Set in a small Bulgarian town, “The Lesson” (“Urok”) turns on a honest, hard-working teacher, Nadezhda (Margita Gosheva), who is plagued by financial woes and driven to increasingly desperate measures to avoid the looming foreclosure on her house. She aslo suffers the emotional drain of an unemployed alcolholic husband and a thief among her students. .
“’The Lesson’ offers a tough, unsentimental examination of the morality bred by the economic pressures and bureaucracy so many people face in their live,” Film Movement said Tuesday.
Deal was finalized at Toronto by Film Movement co-president Adley Gartenstein and Anais Clanet and Emmanuelle Le Courtois at Paris-based Wide Management. Film Movement plans a 2015 release.
“Grozeva and Valchanov have crafted a riveting story about a woman’s attempts to overcome tremendous obstacles. We loved the strong character at the center of the film portrayed in an outstanding performance by Margita Gosheva,” said Gartenstein.
“We’re excited to bring the film to the U.S. following its premiere on the TIFF stage, and are pleased to once again be working with the team at Wide.”
“The Lesson” will segue from Toronto to a slot in New Directors, one of the San Sebastian’s Festival’s two major sidebars.
Buying first-run, award-winning independent and foreign films for theatrical, on-demand and home entertainment distribution in the U.S, Film Movement announced its acquisition of Jean-Pierre Ameris’ “Marie’s Story” in the run-up to Locarno. Sold by Indie Sales, it world premiered as a Piazza Grande screening at Locarno, winning Variety’s Piazza Grande Award.

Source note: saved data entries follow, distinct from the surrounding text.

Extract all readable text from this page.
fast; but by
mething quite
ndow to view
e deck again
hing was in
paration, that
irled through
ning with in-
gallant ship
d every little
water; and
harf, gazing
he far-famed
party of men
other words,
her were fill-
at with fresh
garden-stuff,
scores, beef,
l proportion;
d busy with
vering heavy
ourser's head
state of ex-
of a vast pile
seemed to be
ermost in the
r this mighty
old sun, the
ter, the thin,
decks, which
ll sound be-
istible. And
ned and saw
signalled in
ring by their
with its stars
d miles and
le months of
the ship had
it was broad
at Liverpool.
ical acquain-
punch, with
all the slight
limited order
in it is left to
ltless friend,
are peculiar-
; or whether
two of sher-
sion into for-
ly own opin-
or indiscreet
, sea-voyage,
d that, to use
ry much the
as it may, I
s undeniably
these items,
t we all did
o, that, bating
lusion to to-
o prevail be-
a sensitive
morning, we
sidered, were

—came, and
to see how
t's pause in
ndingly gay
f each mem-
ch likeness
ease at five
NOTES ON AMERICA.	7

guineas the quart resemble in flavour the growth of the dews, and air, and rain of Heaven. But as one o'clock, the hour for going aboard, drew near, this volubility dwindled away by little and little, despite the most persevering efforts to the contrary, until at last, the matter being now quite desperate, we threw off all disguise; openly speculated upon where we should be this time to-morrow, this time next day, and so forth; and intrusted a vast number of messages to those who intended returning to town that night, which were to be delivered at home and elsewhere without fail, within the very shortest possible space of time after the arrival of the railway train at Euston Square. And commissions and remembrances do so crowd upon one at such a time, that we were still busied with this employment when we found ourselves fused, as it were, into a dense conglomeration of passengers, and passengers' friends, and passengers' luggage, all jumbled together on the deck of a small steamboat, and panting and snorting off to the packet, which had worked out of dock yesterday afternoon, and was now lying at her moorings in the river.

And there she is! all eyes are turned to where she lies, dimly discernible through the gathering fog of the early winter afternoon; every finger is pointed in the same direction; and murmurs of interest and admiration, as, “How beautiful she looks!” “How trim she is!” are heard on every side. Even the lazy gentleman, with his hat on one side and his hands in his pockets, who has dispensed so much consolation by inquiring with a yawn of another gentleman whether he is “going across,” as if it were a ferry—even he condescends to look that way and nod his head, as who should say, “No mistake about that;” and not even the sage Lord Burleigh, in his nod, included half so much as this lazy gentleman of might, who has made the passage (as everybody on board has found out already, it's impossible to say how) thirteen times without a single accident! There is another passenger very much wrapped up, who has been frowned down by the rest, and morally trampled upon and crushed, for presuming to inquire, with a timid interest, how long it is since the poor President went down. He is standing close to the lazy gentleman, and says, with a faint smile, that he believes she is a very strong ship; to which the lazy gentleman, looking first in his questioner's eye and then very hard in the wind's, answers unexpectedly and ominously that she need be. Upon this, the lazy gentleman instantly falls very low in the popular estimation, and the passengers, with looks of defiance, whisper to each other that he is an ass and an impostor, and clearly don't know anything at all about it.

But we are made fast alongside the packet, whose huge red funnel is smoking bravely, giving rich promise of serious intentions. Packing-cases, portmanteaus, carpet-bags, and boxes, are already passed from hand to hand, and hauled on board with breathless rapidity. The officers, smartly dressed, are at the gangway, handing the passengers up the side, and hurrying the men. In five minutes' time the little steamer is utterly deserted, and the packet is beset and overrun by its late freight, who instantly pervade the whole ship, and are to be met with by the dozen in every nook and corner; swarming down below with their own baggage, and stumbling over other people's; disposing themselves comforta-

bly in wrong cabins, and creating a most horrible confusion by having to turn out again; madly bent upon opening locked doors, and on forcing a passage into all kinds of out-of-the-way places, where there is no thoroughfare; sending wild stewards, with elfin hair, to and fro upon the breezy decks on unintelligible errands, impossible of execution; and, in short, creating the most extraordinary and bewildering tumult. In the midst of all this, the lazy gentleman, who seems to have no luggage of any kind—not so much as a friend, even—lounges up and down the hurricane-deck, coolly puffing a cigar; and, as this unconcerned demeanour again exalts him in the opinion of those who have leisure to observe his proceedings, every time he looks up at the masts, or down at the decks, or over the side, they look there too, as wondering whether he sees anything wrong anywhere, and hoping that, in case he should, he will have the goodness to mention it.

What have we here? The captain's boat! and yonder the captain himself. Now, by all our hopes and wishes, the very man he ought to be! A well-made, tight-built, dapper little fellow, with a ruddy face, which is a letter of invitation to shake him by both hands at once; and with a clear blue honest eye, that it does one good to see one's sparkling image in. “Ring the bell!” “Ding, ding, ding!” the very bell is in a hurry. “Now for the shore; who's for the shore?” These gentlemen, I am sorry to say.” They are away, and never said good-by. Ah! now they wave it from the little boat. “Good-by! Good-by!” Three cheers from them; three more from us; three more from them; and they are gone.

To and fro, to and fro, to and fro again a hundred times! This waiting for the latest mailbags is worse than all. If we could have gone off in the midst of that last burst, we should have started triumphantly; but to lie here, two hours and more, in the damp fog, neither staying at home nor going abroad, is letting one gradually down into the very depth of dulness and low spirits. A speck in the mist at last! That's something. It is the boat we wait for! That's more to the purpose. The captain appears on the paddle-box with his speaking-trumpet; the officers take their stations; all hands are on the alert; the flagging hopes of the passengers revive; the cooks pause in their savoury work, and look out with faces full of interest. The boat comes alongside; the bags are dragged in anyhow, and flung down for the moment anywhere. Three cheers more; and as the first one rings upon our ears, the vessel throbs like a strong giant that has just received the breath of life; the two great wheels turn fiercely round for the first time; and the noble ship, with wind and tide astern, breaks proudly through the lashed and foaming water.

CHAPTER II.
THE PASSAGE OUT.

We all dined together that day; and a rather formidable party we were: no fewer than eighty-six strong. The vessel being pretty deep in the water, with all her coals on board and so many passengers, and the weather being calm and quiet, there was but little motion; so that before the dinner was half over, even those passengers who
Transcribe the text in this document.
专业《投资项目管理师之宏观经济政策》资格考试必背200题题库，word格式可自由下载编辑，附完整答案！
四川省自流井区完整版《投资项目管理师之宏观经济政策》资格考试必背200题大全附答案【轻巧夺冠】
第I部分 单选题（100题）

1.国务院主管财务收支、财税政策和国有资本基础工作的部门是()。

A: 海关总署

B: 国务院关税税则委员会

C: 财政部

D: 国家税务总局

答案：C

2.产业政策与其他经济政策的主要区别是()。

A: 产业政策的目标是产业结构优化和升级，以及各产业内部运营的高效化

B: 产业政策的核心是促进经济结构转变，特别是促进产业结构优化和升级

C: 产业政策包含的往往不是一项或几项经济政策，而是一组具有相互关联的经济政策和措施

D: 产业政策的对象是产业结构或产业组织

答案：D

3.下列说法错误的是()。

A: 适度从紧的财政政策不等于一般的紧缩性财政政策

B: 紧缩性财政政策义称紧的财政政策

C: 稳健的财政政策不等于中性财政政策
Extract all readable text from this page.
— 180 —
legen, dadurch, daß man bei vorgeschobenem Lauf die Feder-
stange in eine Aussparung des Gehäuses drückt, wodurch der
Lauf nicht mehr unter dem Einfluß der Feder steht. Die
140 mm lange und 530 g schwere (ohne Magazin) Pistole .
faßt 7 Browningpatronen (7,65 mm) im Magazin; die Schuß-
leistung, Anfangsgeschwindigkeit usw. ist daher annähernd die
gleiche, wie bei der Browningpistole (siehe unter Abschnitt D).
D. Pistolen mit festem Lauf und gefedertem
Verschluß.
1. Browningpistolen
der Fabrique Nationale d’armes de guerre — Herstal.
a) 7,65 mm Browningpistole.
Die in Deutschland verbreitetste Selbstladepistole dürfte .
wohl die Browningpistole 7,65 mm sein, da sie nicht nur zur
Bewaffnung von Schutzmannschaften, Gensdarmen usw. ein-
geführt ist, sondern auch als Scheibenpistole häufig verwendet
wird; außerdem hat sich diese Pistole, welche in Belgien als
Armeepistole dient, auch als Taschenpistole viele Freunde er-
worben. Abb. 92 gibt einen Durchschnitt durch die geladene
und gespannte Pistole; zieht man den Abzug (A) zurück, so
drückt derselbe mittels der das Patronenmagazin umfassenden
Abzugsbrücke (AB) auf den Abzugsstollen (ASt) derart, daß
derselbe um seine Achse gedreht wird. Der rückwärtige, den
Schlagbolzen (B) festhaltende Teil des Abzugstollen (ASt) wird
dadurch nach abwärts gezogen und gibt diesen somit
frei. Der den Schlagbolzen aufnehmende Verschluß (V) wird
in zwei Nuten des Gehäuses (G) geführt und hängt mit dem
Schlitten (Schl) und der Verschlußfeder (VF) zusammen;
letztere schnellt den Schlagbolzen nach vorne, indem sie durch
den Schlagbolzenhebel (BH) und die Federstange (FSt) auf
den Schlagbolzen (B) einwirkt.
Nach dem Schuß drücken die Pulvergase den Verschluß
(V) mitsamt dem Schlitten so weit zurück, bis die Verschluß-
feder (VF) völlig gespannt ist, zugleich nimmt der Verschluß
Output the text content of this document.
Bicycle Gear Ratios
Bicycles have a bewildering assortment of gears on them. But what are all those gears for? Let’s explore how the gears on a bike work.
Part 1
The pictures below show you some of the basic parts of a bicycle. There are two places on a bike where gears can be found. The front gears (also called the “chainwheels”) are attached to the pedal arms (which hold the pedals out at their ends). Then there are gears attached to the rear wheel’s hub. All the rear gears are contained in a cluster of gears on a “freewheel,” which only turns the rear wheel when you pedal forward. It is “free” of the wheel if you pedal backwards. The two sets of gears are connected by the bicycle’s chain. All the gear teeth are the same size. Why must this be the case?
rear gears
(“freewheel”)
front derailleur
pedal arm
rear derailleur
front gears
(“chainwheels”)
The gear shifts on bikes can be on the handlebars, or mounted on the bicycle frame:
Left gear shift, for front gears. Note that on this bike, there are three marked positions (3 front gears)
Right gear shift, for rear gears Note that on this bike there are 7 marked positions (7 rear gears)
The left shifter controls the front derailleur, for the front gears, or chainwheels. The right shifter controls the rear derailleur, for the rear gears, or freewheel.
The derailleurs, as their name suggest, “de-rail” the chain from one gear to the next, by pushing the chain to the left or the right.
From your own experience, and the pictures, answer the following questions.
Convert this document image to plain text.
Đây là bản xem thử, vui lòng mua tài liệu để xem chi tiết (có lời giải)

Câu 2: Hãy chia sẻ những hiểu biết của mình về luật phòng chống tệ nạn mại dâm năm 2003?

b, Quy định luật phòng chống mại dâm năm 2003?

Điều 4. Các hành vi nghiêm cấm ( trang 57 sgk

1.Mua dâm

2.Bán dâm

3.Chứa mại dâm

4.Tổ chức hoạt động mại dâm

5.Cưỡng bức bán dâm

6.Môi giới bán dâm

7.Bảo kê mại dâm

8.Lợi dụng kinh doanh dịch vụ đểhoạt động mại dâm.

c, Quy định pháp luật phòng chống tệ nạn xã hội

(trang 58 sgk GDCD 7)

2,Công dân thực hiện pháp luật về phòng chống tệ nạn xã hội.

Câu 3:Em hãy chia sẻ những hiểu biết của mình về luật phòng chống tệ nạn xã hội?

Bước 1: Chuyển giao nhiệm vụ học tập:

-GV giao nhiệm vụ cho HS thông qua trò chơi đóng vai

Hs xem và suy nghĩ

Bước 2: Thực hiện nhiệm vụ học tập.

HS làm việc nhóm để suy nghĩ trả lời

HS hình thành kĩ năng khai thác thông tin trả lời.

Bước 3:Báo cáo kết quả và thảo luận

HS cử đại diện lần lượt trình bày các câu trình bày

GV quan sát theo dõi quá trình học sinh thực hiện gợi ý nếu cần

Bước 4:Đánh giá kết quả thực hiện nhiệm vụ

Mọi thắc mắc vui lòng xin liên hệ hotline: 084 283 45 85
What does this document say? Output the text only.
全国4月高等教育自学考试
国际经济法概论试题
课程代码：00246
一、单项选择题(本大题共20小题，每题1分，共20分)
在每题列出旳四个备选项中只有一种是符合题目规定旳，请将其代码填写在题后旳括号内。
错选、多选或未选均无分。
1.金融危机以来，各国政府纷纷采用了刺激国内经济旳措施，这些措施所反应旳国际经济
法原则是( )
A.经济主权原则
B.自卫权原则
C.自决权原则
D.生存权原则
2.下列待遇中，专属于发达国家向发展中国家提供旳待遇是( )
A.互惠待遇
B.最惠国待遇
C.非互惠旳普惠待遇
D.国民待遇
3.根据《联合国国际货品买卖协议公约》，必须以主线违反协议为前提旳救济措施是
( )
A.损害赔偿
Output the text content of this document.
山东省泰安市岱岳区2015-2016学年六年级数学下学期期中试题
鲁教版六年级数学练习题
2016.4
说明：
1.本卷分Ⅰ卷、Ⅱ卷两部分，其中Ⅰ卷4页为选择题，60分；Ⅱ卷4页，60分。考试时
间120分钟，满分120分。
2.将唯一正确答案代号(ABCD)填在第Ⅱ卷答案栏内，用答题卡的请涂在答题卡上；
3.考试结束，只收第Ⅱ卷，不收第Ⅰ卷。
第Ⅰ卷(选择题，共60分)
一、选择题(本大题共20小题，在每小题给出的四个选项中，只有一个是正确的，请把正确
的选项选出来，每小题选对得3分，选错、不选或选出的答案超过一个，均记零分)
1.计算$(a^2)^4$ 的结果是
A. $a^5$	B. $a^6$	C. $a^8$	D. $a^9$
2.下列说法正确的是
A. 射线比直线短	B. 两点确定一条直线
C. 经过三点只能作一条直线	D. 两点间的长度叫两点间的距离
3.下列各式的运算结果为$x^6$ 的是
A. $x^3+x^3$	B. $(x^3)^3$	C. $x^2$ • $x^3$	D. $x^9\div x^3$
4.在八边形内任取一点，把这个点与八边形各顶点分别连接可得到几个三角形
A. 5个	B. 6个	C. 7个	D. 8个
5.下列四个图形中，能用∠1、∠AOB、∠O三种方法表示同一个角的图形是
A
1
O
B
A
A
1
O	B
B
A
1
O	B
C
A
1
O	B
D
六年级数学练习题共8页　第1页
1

Other recent Film Movement pick-ups: Dietrich Breuggemann’s “Stations of the Cross,” from Beta Cinema, a highly-stylized religious drama that won critical plaudits and a Silver Bear for Best Screenplay at 2014’s Berlin Festival; and from Continental Media, “God’s Slave,” a gripping Arab terrorist/Israeli secret agent face-off drama marking out Venezuelan director Joel Novoa as a talent to track.
Also on Film Movement’s books is Paolo Virzi’s “Human Capital.” which premiered at Tribeca Film Festival and garnered a Best Actress win for star Valeria Bruni Tedeschi and is one of Bac Films’ best-selling titles this year.